Still, more than $20 billion was put into play by VCs in 2010, many by “guys who’ve been in the game a long time and know how to play,” Bertoch says. “That trend will probably continue in the future.”
So what do you do if you have a great idea, don’t need a few million bucks to get your business started, but still need an infusion of kick-off capital? One alternative is turning to “accelerators” that can provide much-needed mentoring and services—and perhaps capital—at low cost or no cost.
One such company is Utah-based BoomStartup, ranked among the top 15 such companies in the nation by Tech Cocktail, an online site that lists emerging technology and startup events and news.
The purpose of BoomStartup, according to the company’s website, “is to help great tech ideas find an optimal business model, create a minimal viable product that is revenue-ready, execute into revenue generation and then make connections to customers and investors.” The goal is that once entrepreneurs complete a summer program of classes, their businesses will warrant investment from angel investors, venture capitalists and banks.
Like all accelerators, BoomStartup focuses on three areas: funding, mentorship and connections for new businesses.

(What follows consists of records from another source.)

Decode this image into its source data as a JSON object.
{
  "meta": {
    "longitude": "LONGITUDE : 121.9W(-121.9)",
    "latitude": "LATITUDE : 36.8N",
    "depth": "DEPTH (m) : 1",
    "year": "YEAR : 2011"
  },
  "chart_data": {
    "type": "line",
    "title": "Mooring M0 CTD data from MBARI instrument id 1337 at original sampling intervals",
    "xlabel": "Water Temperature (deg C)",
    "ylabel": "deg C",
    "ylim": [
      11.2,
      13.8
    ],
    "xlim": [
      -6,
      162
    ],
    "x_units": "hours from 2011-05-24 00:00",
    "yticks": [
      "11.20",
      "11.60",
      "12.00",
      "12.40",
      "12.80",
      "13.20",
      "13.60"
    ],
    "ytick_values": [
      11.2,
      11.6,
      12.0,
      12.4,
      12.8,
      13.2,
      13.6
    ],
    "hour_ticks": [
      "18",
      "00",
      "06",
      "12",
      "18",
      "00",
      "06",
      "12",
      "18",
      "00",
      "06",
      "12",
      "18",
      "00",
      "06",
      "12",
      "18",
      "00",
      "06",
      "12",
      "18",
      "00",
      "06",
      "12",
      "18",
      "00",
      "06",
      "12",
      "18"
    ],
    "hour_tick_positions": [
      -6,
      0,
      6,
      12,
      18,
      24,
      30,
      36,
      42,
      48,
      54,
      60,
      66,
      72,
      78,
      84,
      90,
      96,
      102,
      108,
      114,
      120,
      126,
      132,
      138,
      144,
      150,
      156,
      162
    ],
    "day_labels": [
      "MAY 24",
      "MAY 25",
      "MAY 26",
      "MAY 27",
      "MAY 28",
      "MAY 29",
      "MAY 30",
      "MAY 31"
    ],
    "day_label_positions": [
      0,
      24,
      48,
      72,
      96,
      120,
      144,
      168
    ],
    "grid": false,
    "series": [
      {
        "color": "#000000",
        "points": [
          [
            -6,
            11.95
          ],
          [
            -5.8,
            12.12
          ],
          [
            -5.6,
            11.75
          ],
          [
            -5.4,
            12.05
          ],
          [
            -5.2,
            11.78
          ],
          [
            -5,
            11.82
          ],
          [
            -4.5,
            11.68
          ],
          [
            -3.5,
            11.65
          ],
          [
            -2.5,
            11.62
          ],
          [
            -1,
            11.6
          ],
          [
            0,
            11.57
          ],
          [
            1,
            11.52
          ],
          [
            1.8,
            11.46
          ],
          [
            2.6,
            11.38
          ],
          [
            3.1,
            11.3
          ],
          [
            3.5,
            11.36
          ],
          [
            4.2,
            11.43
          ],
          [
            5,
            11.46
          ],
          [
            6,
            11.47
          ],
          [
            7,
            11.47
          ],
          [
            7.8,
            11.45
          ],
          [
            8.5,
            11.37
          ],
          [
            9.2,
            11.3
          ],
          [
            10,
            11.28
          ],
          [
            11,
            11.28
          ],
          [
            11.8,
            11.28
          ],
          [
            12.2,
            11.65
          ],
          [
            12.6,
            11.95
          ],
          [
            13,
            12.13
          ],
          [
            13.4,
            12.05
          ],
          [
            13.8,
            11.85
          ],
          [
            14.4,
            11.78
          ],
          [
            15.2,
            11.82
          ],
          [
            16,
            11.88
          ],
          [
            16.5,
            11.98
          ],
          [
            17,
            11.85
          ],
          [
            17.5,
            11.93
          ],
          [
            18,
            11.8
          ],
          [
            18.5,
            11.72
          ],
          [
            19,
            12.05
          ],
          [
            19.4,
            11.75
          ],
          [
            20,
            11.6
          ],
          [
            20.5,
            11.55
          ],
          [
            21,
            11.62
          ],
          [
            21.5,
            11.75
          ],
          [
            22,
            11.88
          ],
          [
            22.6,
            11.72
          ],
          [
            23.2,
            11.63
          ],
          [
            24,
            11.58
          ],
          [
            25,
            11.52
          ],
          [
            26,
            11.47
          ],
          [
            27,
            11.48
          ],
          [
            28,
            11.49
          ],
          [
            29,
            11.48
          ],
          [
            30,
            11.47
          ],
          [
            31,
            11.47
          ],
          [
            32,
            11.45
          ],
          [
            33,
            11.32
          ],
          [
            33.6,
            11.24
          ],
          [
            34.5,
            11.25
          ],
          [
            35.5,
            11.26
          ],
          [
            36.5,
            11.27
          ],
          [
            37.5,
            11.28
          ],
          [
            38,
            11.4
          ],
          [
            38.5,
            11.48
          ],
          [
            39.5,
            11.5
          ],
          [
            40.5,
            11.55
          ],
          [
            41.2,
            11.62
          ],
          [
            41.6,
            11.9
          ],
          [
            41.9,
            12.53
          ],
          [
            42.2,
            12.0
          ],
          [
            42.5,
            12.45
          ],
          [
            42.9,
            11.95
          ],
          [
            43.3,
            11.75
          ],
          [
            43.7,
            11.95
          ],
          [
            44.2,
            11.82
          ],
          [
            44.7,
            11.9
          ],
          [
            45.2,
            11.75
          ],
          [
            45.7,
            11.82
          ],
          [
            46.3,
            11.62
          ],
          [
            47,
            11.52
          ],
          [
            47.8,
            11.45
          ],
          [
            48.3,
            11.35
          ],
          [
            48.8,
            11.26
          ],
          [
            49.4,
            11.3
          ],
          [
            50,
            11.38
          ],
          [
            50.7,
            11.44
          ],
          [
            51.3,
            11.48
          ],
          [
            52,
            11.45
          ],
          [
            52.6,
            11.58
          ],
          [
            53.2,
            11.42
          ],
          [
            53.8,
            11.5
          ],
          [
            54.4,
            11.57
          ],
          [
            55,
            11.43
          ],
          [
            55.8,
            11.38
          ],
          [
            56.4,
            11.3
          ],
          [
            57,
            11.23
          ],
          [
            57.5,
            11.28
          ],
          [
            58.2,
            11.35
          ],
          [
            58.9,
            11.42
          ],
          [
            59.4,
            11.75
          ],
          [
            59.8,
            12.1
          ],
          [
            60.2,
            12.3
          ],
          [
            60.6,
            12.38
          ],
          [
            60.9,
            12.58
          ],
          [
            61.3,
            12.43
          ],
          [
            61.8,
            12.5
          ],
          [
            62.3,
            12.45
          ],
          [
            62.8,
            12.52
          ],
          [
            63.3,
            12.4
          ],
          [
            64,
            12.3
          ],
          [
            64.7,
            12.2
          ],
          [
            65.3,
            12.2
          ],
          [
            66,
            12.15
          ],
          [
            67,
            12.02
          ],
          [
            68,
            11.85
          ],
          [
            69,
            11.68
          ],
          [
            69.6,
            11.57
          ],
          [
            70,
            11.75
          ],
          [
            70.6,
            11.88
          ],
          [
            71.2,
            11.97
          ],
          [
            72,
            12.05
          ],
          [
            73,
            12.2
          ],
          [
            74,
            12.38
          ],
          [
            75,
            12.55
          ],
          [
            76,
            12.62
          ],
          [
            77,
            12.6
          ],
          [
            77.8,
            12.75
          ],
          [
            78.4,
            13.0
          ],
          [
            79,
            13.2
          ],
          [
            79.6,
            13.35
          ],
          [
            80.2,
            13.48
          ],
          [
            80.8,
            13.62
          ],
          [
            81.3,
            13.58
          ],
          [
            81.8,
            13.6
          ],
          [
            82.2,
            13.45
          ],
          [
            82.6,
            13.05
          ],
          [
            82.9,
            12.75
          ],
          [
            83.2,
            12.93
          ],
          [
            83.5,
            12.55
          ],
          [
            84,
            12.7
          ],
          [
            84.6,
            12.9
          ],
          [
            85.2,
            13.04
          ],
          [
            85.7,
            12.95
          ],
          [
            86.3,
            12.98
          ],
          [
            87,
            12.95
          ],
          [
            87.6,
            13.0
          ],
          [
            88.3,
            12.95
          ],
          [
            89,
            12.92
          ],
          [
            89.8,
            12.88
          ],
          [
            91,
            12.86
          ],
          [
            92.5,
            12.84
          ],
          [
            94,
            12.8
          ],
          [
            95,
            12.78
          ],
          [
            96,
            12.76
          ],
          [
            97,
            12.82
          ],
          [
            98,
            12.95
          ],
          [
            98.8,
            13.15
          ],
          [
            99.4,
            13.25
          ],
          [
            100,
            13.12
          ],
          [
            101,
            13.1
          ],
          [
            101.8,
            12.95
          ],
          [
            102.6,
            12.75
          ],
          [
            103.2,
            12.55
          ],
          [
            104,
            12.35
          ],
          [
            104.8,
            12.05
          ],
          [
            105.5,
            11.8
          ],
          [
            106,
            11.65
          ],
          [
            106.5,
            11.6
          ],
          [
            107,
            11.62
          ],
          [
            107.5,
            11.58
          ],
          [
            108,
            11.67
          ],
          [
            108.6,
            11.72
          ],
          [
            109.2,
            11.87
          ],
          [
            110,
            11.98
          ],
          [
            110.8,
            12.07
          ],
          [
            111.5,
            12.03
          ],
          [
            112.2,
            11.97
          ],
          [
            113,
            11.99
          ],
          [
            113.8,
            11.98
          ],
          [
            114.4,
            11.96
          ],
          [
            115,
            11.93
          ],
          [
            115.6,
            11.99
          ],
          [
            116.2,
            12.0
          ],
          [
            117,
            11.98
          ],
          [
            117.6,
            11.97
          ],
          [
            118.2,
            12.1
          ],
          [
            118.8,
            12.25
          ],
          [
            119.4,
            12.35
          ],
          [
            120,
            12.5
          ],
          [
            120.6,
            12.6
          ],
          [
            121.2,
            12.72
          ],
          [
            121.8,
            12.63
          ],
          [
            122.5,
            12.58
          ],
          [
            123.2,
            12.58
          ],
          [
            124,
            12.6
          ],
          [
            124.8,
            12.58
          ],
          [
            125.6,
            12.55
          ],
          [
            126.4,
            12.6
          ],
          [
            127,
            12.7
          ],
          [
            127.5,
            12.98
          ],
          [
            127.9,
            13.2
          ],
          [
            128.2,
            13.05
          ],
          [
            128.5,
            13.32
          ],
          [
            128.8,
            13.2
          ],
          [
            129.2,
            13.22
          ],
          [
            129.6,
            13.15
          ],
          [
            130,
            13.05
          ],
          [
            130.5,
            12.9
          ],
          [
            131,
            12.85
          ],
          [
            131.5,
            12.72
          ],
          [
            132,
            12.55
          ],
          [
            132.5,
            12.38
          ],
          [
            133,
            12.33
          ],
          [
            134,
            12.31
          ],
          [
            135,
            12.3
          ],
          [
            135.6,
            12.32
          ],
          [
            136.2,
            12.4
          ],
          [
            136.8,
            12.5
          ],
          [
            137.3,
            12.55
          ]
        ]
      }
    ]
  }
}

“Unfortunately, for a time, incubators and accelerators had a bad reputation,” says John Richards, co-founder of BoomStartup. “In 2007, TechStars Network was started in Boulder, Colo. to help entrepreneurs with exactly the kind of startup capital they’ve had the hardest time getting. We are part of that network and launched BoomStartup in 2010.”
Richards and his partner in the business, Rob Kunz, saw 60 percent of their program’s 2010 “graduates” get funding from angel investors. Last year’s class has had about a 50 percent funding success rate. Applications for this year’s classes are being accepted, though only a handful will get in, on the company’s website, www.boomstartup.com.
“We’re limited to about 10,” Richards says, “and we usually have about 200 applicants.”